A question on the Banach fixed point theorem.

Question

Suppose $f:(X,\tilde{d})\rightarrow(X,d)$ be a continuous function satisfying \begin{eqnarray}d(f(x),f(y))\leq \lambda d(x,y),\end{eqnarray} $\lambda > 1$. Let $\tilde{d}(x,y)=\lambda d(x,y)$. I observed that the topologies due to $d$ and $\tilde{d}$ are equivalent. Hence the "contraction" condition now reads as \begin{eqnarray}d(f(x),f(y))\leq \tilde{d}(x,y).\end{eqnarray} Can it concluded form here that a fixed point exists for $f$?. In other words I was wondering whether the Banach fixed point theorem holds if the metrics in the domain and the range spaces are equivalent and not exactly the same?.

Answer 1

You certainly have to account for the factor occuring in the equivalence.

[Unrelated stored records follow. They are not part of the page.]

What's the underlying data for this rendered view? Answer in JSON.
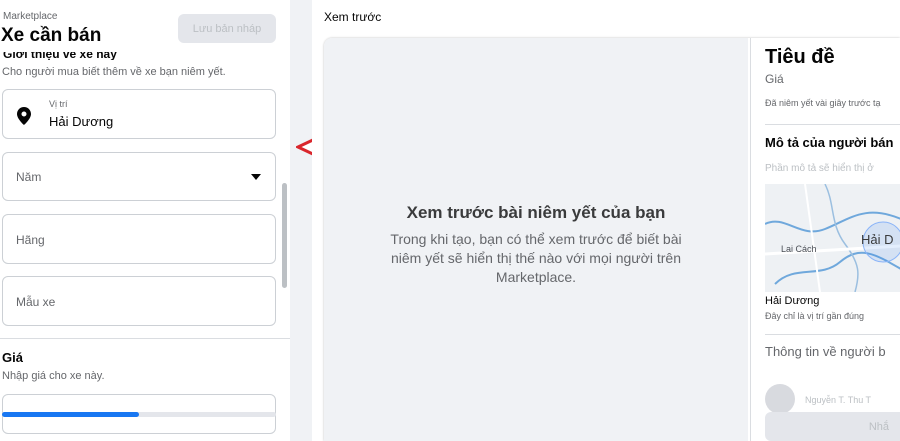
{
  "left_panel": {
    "breadcrumb": "Marketplace",
    "title": "Xe cần bán",
    "save_draft_label": "Lưu bản nháp",
    "about_heading_cut": "Giới thiệu về xe này",
    "about_helper": "Cho người mua biết thêm về xe bạn niêm yết.",
    "location": {
      "label": "Vị trí",
      "value": "Hải Dương"
    },
    "year_placeholder": "Năm",
    "make_placeholder": "Hãng",
    "model_placeholder": "Mẫu xe",
    "price_heading": "Giá",
    "price_helper": "Nhập giá cho xe này.",
    "progress_fraction": 0.5
  },
  "preview": {
    "header": "Xem trước",
    "title": "Xem trước bài niêm yết của bạn",
    "description": "Trong khi tạo, bạn có thể xem trước để biết bài niêm yết sẽ hiển thị thế nào với mọi người trên Marketplace."
  },
  "detail": {
    "title": "Tiêu đề",
    "price": "Giá",
    "listed_note": "Đã niêm yết vài giây trước tạ",
    "seller_description_heading": "Mô tả của người bán",
    "seller_description_placeholder": "Phần mô tả sẽ hiển thị ở",
    "map_label_lai_cach": "Lai Cách",
    "map_label_city": "Hải D",
    "location": "Hải Dương",
    "location_note": "Đây chỉ là vị trí gần đúng",
    "seller_info_heading": "Thông tin về người b",
    "seller_name": "Nguyễn T. Thu T",
    "message_button": "Nhắ"
  },
  "colors": {
    "accent": "#1877f2",
    "arrow": "#d9262c",
    "panel_bg": "#f0f2f5"
  }
}
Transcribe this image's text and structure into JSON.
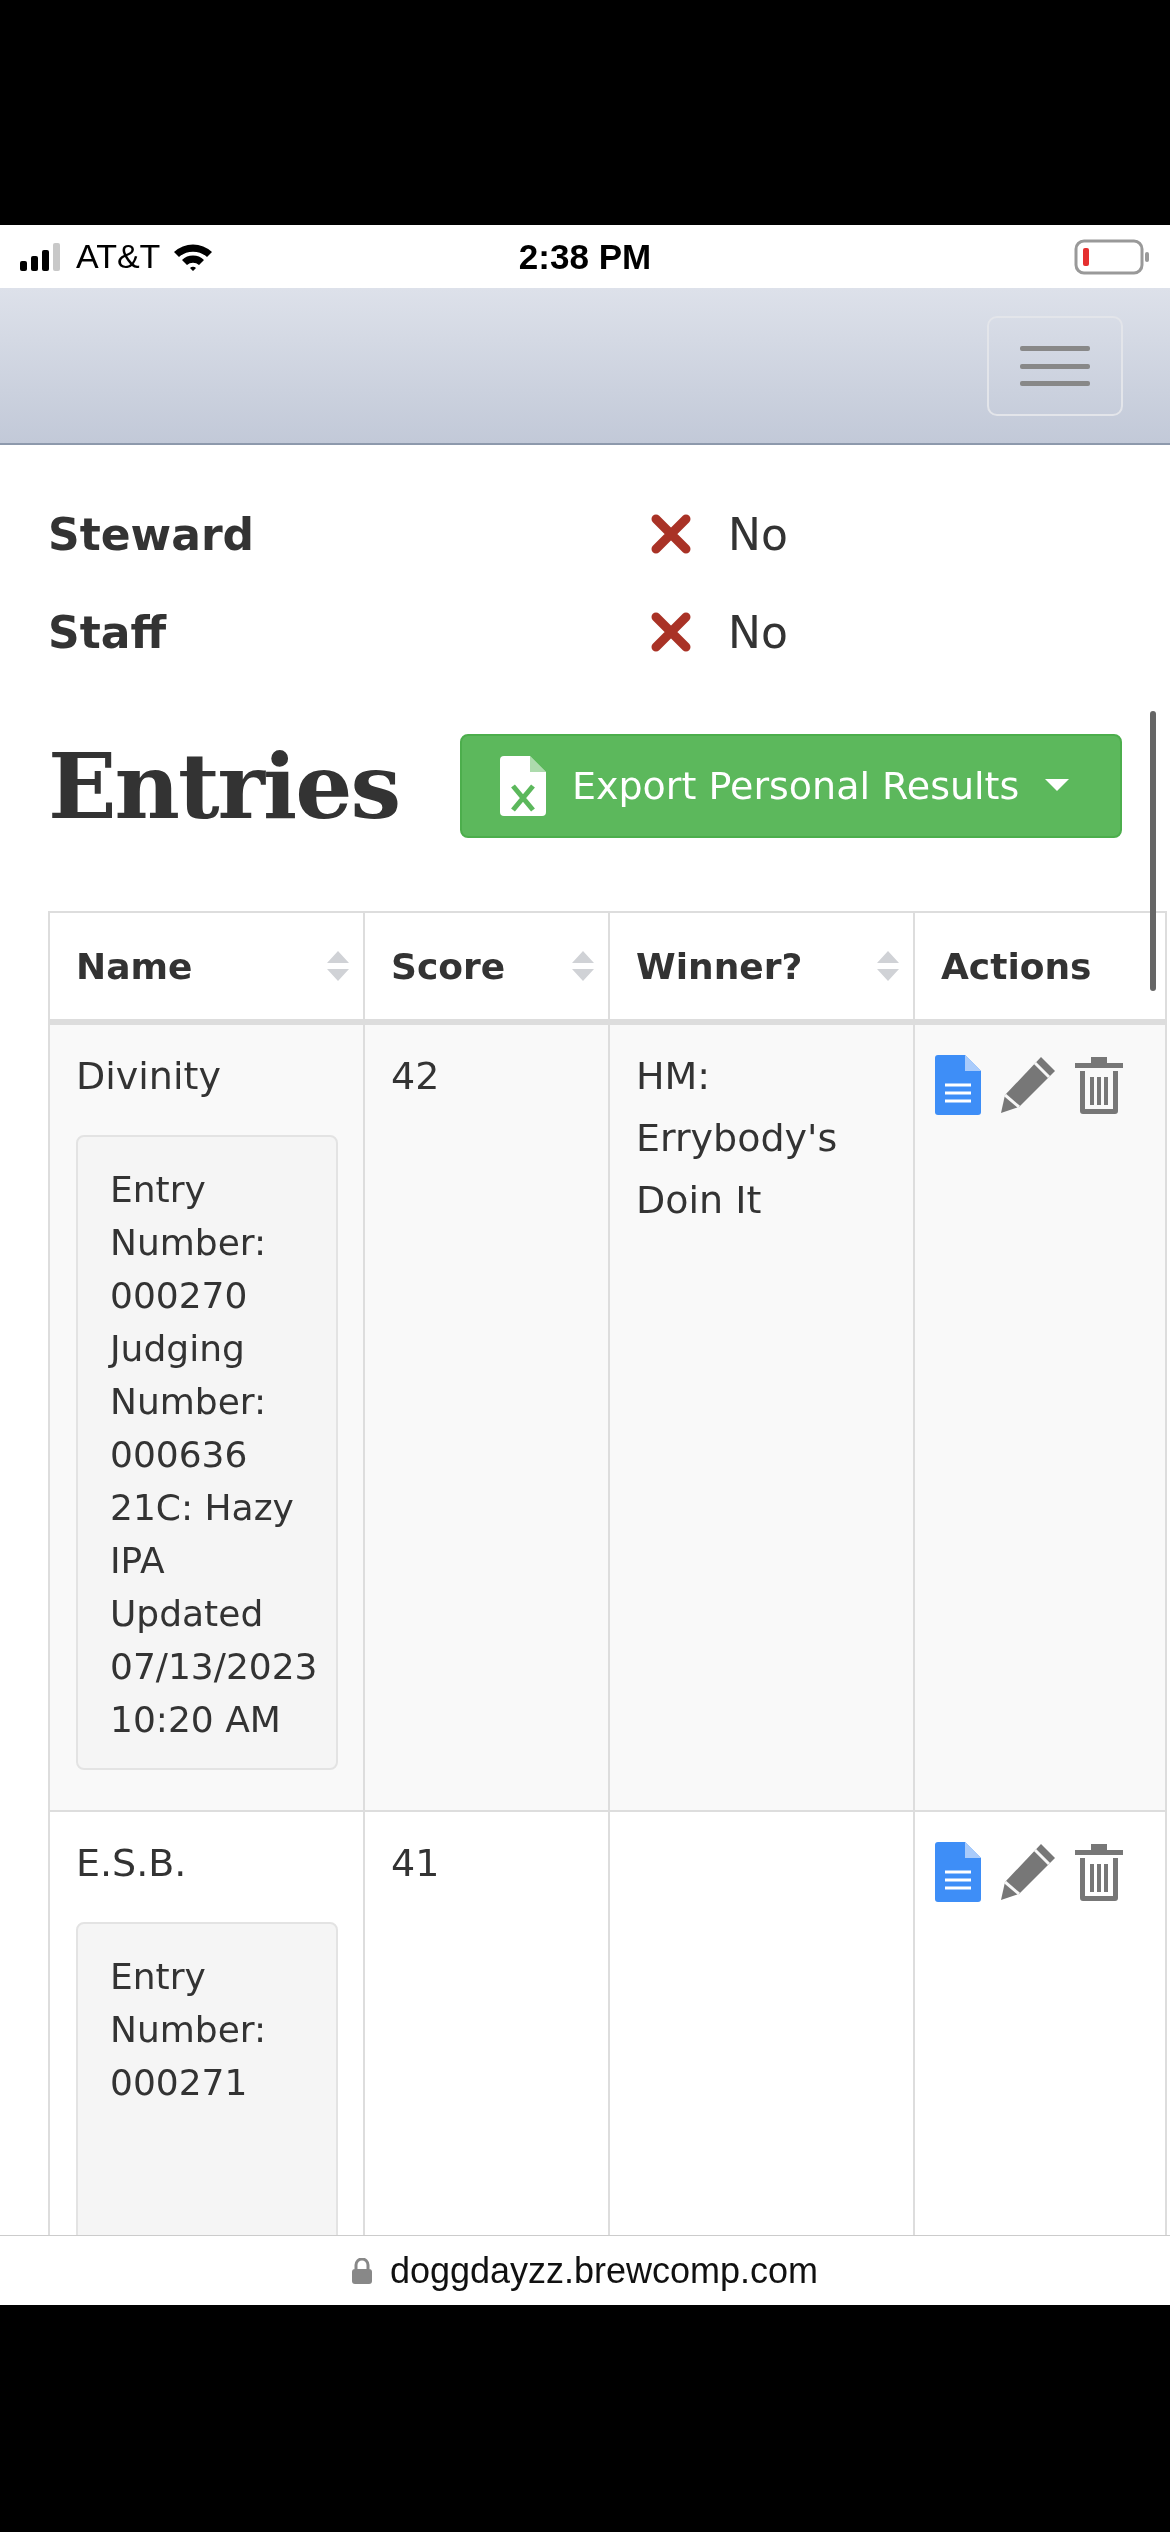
{
  "status_bar": {
    "carrier": "AT&T",
    "time": "2:38 PM"
  },
  "roles": [
    {
      "label": "Steward",
      "value": "No",
      "granted": false
    },
    {
      "label": "Staff",
      "value": "No",
      "granted": false
    }
  ],
  "section_title": "Entries",
  "export_button": {
    "label": "Export Personal Results"
  },
  "table": {
    "columns": [
      {
        "label": "Name",
        "sortable": true
      },
      {
        "label": "Score",
        "sortable": true
      },
      {
        "label": "Winner?",
        "sortable": true
      },
      {
        "label": "Actions",
        "sortable": false
      }
    ],
    "rows": [
      {
        "name": "Divinity",
        "details": [
          "Entry Number: 000270",
          "Judging Number: 000636",
          "21C: Hazy IPA",
          "Updated 07/13/2023 10:20 AM"
        ],
        "score": "42",
        "winner": "HM: Errybody's Doin It"
      },
      {
        "name": "E.S.B.",
        "details": [
          "Entry Number: 000271"
        ],
        "score": "41",
        "winner": ""
      }
    ]
  },
  "address_bar": {
    "url": "doggdayzz.brewcomp.com"
  }
}
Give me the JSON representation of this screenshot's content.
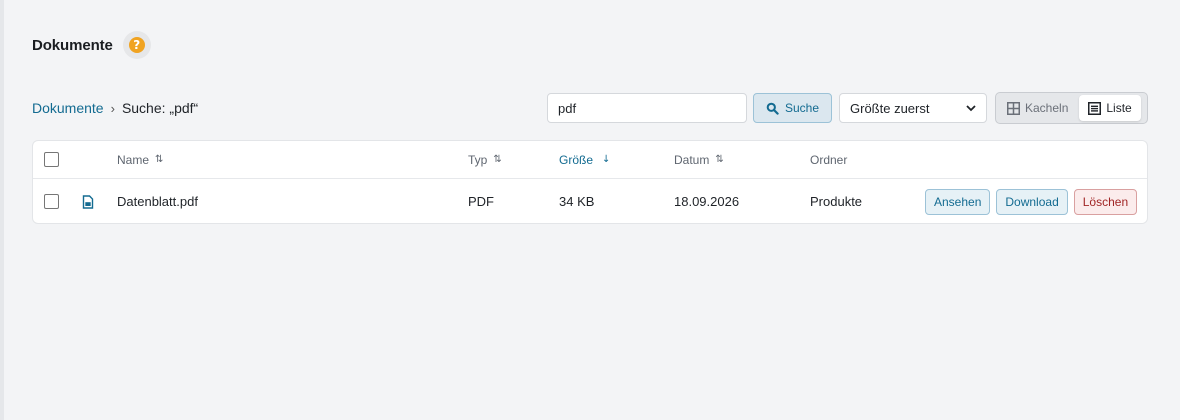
{
  "page": {
    "title": "Dokumente"
  },
  "help": {
    "label": "?"
  },
  "breadcrumb": {
    "root": "Dokumente",
    "separator": "›",
    "current": "Suche: „pdf“"
  },
  "search": {
    "value": "pdf",
    "button_label": "Suche"
  },
  "sort": {
    "selected": "Größte zuerst"
  },
  "view_toggle": {
    "tiles_label": "Kacheln",
    "list_label": "Liste",
    "active": "list"
  },
  "table": {
    "headers": {
      "name": "Name",
      "type": "Typ",
      "size": "Größe",
      "date": "Datum",
      "folder": "Ordner",
      "sortable_indicator": "⇅",
      "active_sort_indicator": "↓"
    },
    "rows": [
      {
        "name": "Datenblatt.pdf",
        "type": "PDF",
        "size": "34 KB",
        "date": "18.09.2026",
        "folder": "Produkte",
        "actions": {
          "view": "Ansehen",
          "download": "Download",
          "delete": "Löschen"
        }
      }
    ]
  },
  "colors": {
    "accent": "#136b91",
    "help": "#f0a321",
    "danger": "#a12626",
    "background": "#f3f4f6"
  }
}
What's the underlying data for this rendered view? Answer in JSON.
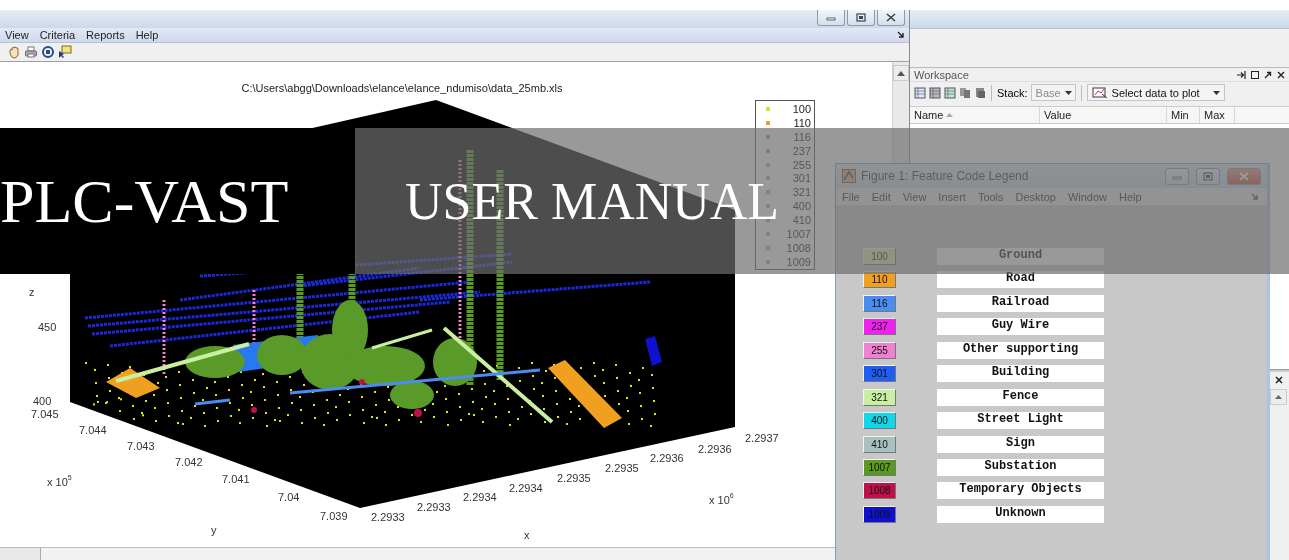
{
  "main_window": {
    "menu": [
      "View",
      "Criteria",
      "Reports",
      "Help"
    ],
    "plot": {
      "title": "C:\\Users\\abgg\\Downloads\\elance\\elance_ndumiso\\data_25mb.xls",
      "z_label": "z",
      "z_ticks": [
        "450",
        "400"
      ],
      "y_label": "y",
      "y_ticks": [
        "7.045",
        "7.044",
        "7.043",
        "7.042",
        "7.041",
        "7.04",
        "7.039"
      ],
      "y_multiplier": "x 10$^{5}$",
      "x_label": "x",
      "x_ticks": [
        "2.2933",
        "2.2933",
        "2.2934",
        "2.2934",
        "2.2935",
        "2.2935",
        "2.2936",
        "2.2936",
        "2.2937"
      ],
      "x_multiplier": "x 10$^{6}$",
      "legend": [
        {
          "label": "100",
          "color": "#d8e030"
        },
        {
          "label": "110",
          "color": "#f0a020"
        },
        {
          "label": "116"
        },
        {
          "label": "237"
        },
        {
          "label": "255"
        },
        {
          "label": "301"
        },
        {
          "label": "321"
        },
        {
          "label": "400"
        },
        {
          "label": "410"
        },
        {
          "label": "1007"
        },
        {
          "label": "1008"
        },
        {
          "label": "1009"
        }
      ]
    }
  },
  "workspace": {
    "title": "Workspace",
    "stack": {
      "label": "Stack:",
      "value": "Base",
      "disabled": true
    },
    "plot_selector": "Select data to plot",
    "columns": [
      "Name",
      "Value",
      "Min",
      "Max"
    ]
  },
  "legend_window": {
    "title": "Figure 1: Feature Code Legend",
    "menu": [
      "File",
      "Edit",
      "View",
      "Insert",
      "Tools",
      "Desktop",
      "Window",
      "Help"
    ],
    "entries": [
      {
        "code": "100",
        "name": "Ground"
      },
      {
        "code": "110",
        "name": "Road",
        "color": "#f0a020"
      },
      {
        "code": "116",
        "name": "Railroad",
        "color": "#4a8cf0"
      },
      {
        "code": "237",
        "name": "Guy Wire",
        "color": "#f020f0"
      },
      {
        "code": "255",
        "name": "Other supporting",
        "color": "#f080d0"
      },
      {
        "code": "301",
        "name": "Building",
        "color": "#1e5ef0"
      },
      {
        "code": "321",
        "name": "Fence",
        "color": "#c8f0a0"
      },
      {
        "code": "400",
        "name": "Street Light",
        "color": "#10d8e8"
      },
      {
        "code": "410",
        "name": "Sign",
        "color": "#a8c0c0"
      },
      {
        "code": "1007",
        "name": "Substation",
        "color": "#5a9a20"
      },
      {
        "code": "1008",
        "name": "Temporary Objects",
        "color": "#c0104a"
      },
      {
        "code": "1009",
        "name": "Unknown",
        "color": "#1010d0"
      }
    ]
  },
  "banner": {
    "product": "PLC-VAST",
    "subtitle": "USER MANUAL"
  }
}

That is, if you merely have $d\circ f\le \tilde d$, then you do don't have a contraction unless you know that $\tilde d\le \lambda d $with some $\lambda<1$. For example $f\colon \mathbb R\to \mathbb R$, $x\mapsto x+1$ has no fixed points, but you can certainly find that the inequality holds if you use different metrics (i.e., different multiples of $|x-y|$).